We are trying to use Hotfix Lace with Rhinestones to design a new look. Let me know what you think.

Thanks

Scott


----------



## kingwoo (Mar 22, 2013)

Hi, Scott.

That's too amazing! Can you attach a finished t-shirt with hotfix lace?
That's a perfect combination of grace and bling for most girls. 

I have a question: 

From your pictures, I guess you'd like to print the hotfix lace with rhinestone at one time. So what's the appropriate temperature which is good for lace and rhinestones? Higher is bad for the lace fabric, and lower is bad to reduce the adhesive effect of rhinestones. 
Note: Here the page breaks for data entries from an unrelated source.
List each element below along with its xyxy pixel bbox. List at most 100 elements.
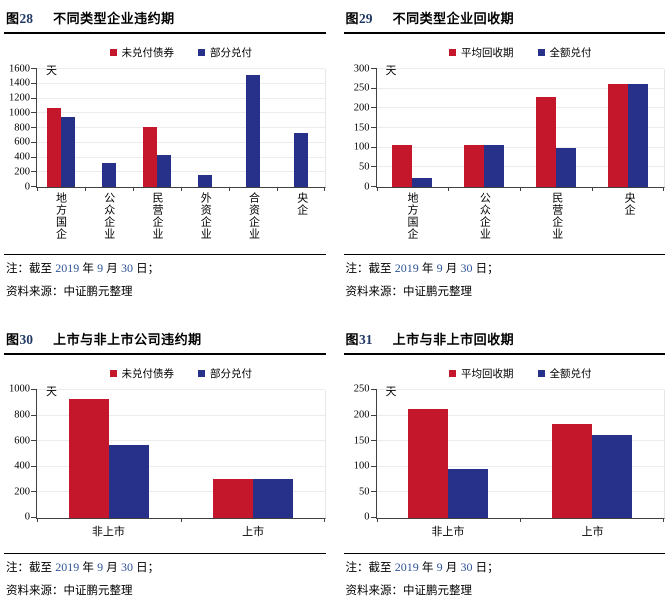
- x-axis-tick: [132, 187, 134, 191]
- legend-swatch: [449, 369, 456, 377]
- y-unit-label: 天: [385, 65, 397, 77]
- y-axis-tick-label: 0: [364, 511, 370, 523]
- y-axis-tick: [370, 107, 377, 109]
- x-axis-tick: [376, 187, 378, 191]
- x-axis-labels: 地方国企 公众企业 民营企业 央企: [376, 192, 666, 249]
- bar: [392, 144, 413, 187]
- legend-item: 平均回收期: [449, 366, 514, 381]
- legend-label: 平均回收期: [461, 47, 514, 59]
- y-axis-tick: [370, 491, 377, 493]
- figure-title-text: 上市与非上市回收期: [392, 331, 515, 347]
- plot-area: 天: [31, 65, 326, 191]
- note-divider: [4, 552, 326, 554]
- gridline: [37, 491, 325, 493]
- figure-30-panel: 图30 上市与非上市公司违约期 未兑付债券 部分兑付 0 200 400 600 800 1…: [4, 326, 326, 601]
- y-axis-tick: [370, 146, 377, 148]
- category-slot: [133, 69, 181, 187]
- bar: [197, 175, 212, 187]
- x-category-cell: 地方国企: [376, 192, 448, 249]
- x-axis-tick: [663, 187, 664, 191]
- y-axis-tick: [31, 171, 37, 173]
- y-axis-tick-label: 150: [353, 434, 370, 446]
- bar: [142, 126, 157, 187]
- gridline: [376, 166, 664, 168]
- x-category-label: 外资企业: [199, 192, 212, 240]
- gridline: [37, 68, 325, 69]
- legend-item: 全额兑付: [537, 45, 592, 60]
- y-axis-tick-label: 800: [14, 409, 30, 421]
- category-slot: [377, 390, 521, 518]
- gridline: [376, 107, 664, 109]
- category-slot: [277, 69, 325, 187]
- plot-area: 天: [370, 386, 665, 522]
- note-source: 资料来源：中证鹏元整理: [345, 584, 473, 597]
- x-axis-labels: 非上市 上市: [36, 523, 326, 539]
- y-axis-tick-label: 600: [14, 434, 30, 446]
- gridline: [37, 97, 325, 99]
- bar: [293, 133, 308, 187]
- category-slot: [592, 69, 664, 187]
- bar: [68, 398, 109, 518]
- category-slot: [229, 69, 277, 187]
- x-axis-tick: [37, 517, 38, 522]
- legend-label: 未兑付债券: [121, 47, 175, 59]
- x-category-label: 民营企业: [150, 192, 163, 240]
- y-axis-tick: [31, 68, 37, 69]
- x-axis-tick: [376, 517, 378, 522]
- y-axis-tick: [370, 440, 377, 442]
- note-date: 注：截至 2019 年 9 月 30 日；: [345, 261, 499, 275]
- legend-item: 部分兑付: [198, 366, 252, 381]
- gridline: [37, 171, 325, 173]
- gridline: [37, 112, 325, 114]
- category-slot: [181, 390, 325, 518]
- y-axis-tick: [31, 440, 37, 442]
- legend-label: 平均回收期: [461, 367, 514, 380]
- note-date: 注：截至 2019 年 9 月 30 日；: [6, 261, 160, 275]
- y-axis-tick-label: 1200: [9, 92, 30, 104]
- legend-item: 部分兑付: [198, 45, 252, 60]
- gridline: [37, 156, 325, 158]
- y-axis-tick: [370, 68, 377, 69]
- plot-area: 天: [31, 386, 326, 522]
- bars-layer: [37, 69, 325, 187]
- y-axis-tick-label: 250: [353, 383, 370, 395]
- y-axis-tick-label: 100: [353, 141, 370, 153]
- bar: [464, 144, 485, 187]
- figure-number: 图30: [6, 331, 34, 347]
- figure-title-text: 上市与非上市公司违约期: [53, 331, 202, 347]
- note-date: 注：截至 2019 年 9 月 30 日；: [345, 559, 499, 574]
- x-category-cell: 上市: [520, 523, 665, 539]
- legend-label: 未兑付债券: [121, 367, 175, 380]
- chart-legend: 平均回收期 全额兑付: [376, 366, 666, 381]
- bar: [46, 108, 61, 187]
- y-axis-tick-label: 1000: [9, 383, 30, 395]
- x-category-label: 上市: [242, 525, 265, 538]
- x-axis-tick: [180, 187, 182, 191]
- y-axis: 0 50 100 150 200 250 300: [344, 63, 376, 191]
- x-category-label: 地方国企: [54, 192, 67, 240]
- x-category-label: 公众企业: [478, 192, 491, 240]
- y-axis-tick: [370, 388, 377, 390]
- y-axis-tick: [370, 414, 377, 416]
- y-axis-tick-label: 200: [353, 102, 370, 114]
- category-slot: [181, 69, 229, 187]
- x-category-cell: 非上市: [376, 523, 521, 539]
- figure-title-text: 不同类型企业违约期: [53, 11, 175, 26]
- bar: [412, 177, 433, 187]
- bars-layer: [377, 390, 665, 518]
- gridline: [37, 414, 325, 416]
- bar: [101, 163, 116, 187]
- y-unit-label: 天: [46, 65, 57, 77]
- x-axis-tick: [520, 187, 522, 191]
- figure-number: 图28: [6, 11, 34, 26]
- y-axis-tick: [31, 414, 37, 416]
- x-category-label: 非上市: [91, 525, 125, 538]
- x-category-label: 公众企业: [102, 192, 115, 240]
- gridline: [376, 491, 664, 493]
- note-divider: [4, 254, 326, 255]
- y-axis-tick-label: 1000: [9, 107, 30, 118]
- bar: [484, 144, 505, 187]
- x-axis-tick: [520, 517, 522, 522]
- bar: [408, 409, 449, 518]
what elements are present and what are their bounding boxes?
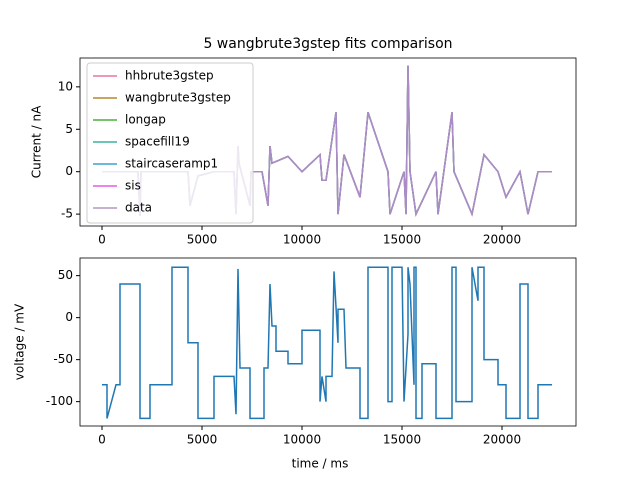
legend-label: staircaseramp1 [125,157,218,171]
legend-box [86,62,254,224]
legend-label: spacefill19 [125,135,190,149]
y-tick-label: -5 [61,207,73,221]
legend-label: sis [125,179,141,193]
legend-label: wangbrute3gstep [125,91,231,105]
y-tick-label: 5 [65,122,73,136]
x-tick-label: 5000 [187,433,218,447]
axes-frame [79,257,577,427]
y-tick-label: 0 [65,310,73,324]
y-tick-label: 10 [58,79,73,93]
x-axis-label: time / ms [292,457,349,471]
y-axis-label: voltage / mV [13,303,27,380]
x-tick-label: 0 [98,433,106,447]
chart-title: 5 wangbrute3gstep fits comparison [203,36,452,52]
legend-label: hhbrute3gstep [125,69,214,83]
x-tick-label: 5000 [187,233,218,247]
legend-label: longap [125,113,166,127]
x-tick-label: 15000 [383,433,421,447]
axes-frame [79,57,577,227]
legend-label: data [125,201,152,215]
y-tick-label: -50 [53,352,73,366]
x-tick-label: 15000 [383,233,421,247]
y-tick-label: -100 [46,394,73,408]
x-tick-label: 20000 [483,433,521,447]
x-tick-label: 0 [98,233,106,247]
y-axis-label: Current / nA [30,105,44,178]
x-tick-label: 20000 [483,233,521,247]
series-line [102,266,552,420]
x-tick-label: 10000 [283,433,321,447]
y-tick-label: 0 [65,164,73,178]
y-tick-label: 50 [58,268,73,282]
x-tick-label: 10000 [283,233,321,247]
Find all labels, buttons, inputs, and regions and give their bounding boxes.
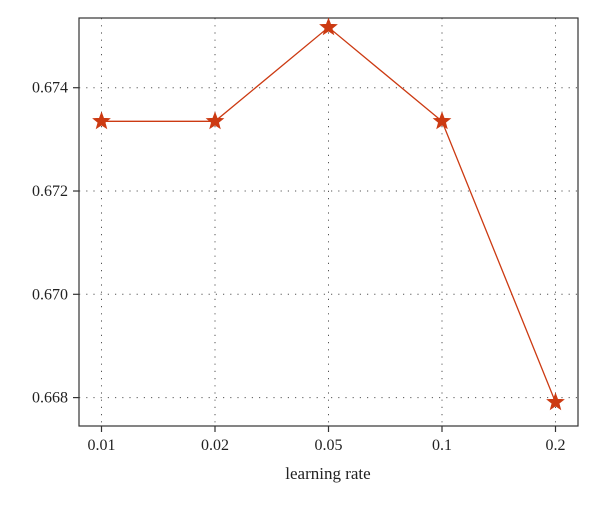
y-tick-label: 0.674 [32,80,68,97]
x-tick-label: 0.01 [88,437,116,454]
data-point-star [432,111,452,130]
series-layer [92,17,565,411]
x-tick-label: 0.1 [432,437,452,454]
y-tick-label: 0.670 [32,286,68,303]
data-point-star [205,111,225,130]
grid-layer [79,18,578,426]
data-point-star [92,111,111,130]
axis-ticks: 0.01 0.02 0.05 0.1 0.2 0.668 0.670 0.672 0.674 [32,80,566,454]
y-tick-label: 0.668 [32,390,68,407]
x-tick-label: 0.2 [546,437,566,454]
x-tick-label: 0.02 [201,437,229,454]
x-tick-label: 0.05 [315,437,343,454]
data-point-star [546,392,565,411]
y-tick-label: 0.672 [32,183,68,200]
x-axis-label: learning rate [285,464,370,483]
data-point-star [319,17,338,36]
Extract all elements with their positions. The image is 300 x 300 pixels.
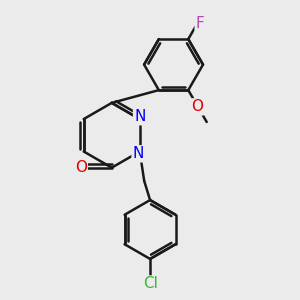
Text: Cl: Cl — [142, 277, 158, 292]
Text: N: N — [133, 146, 144, 161]
Text: O: O — [191, 99, 203, 114]
Text: N: N — [134, 109, 146, 124]
Text: O: O — [75, 160, 87, 175]
Text: F: F — [196, 16, 204, 31]
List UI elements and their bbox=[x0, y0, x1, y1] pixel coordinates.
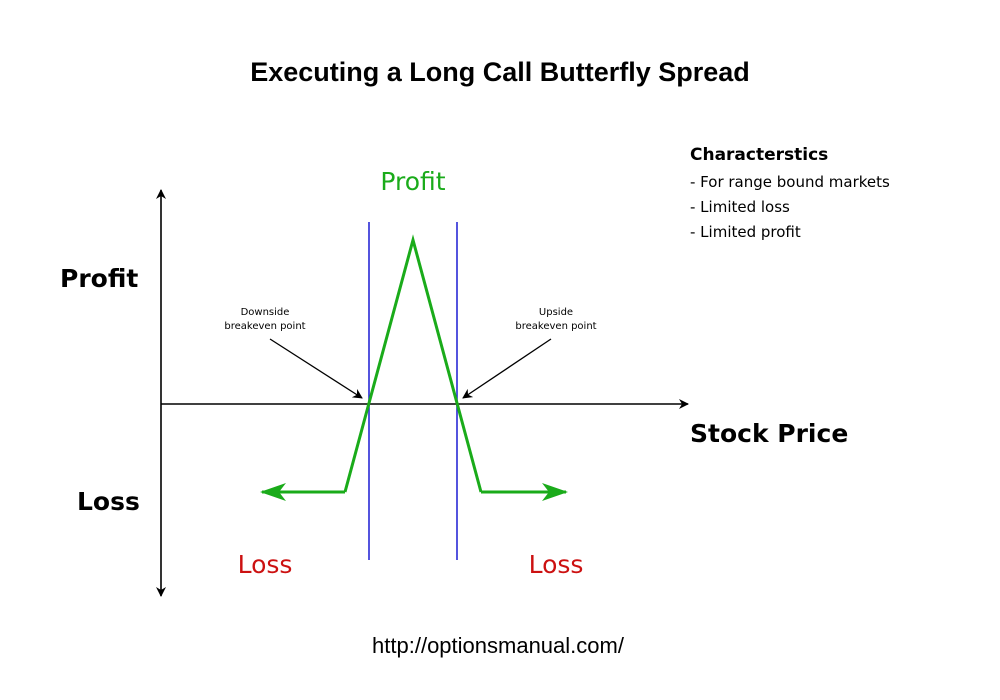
characteristics-item: - Limited profit bbox=[690, 223, 801, 241]
diagram-title: Executing a Long Call Butterfly Spread bbox=[250, 57, 750, 87]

waiting for your new updating!


----------



## AngelicEndeavour (Aug 12, 2013)

I like it! Curious about the pressing too, like poster above ^^^


----------



## rhinestonetransf (Feb 11, 2009)

Not the best photos but the first is the front of the transfer 
Second photo is the back of the transfers 
Last is the shirt.

It is all one press one temp. 

Scott


----------



## Stitch-Up (May 26, 2007)

That is interesting and certainly different Scott.

How are you cutting the hotfix lace?

Does the lace have some sort of carrier film?

Do you buy it by the metre/foot or in sheets?

Great idea and thanks for sharing 

John


----------



## rhinestonetransf (Feb 11, 2009)

Comes in sheets but it has to be cut with a laser cutter. Sheets are 19" x 36" has the lace with glue and then a sheet to protect the glue that you peel after you cut the lace. I makes for some cool designs.


----------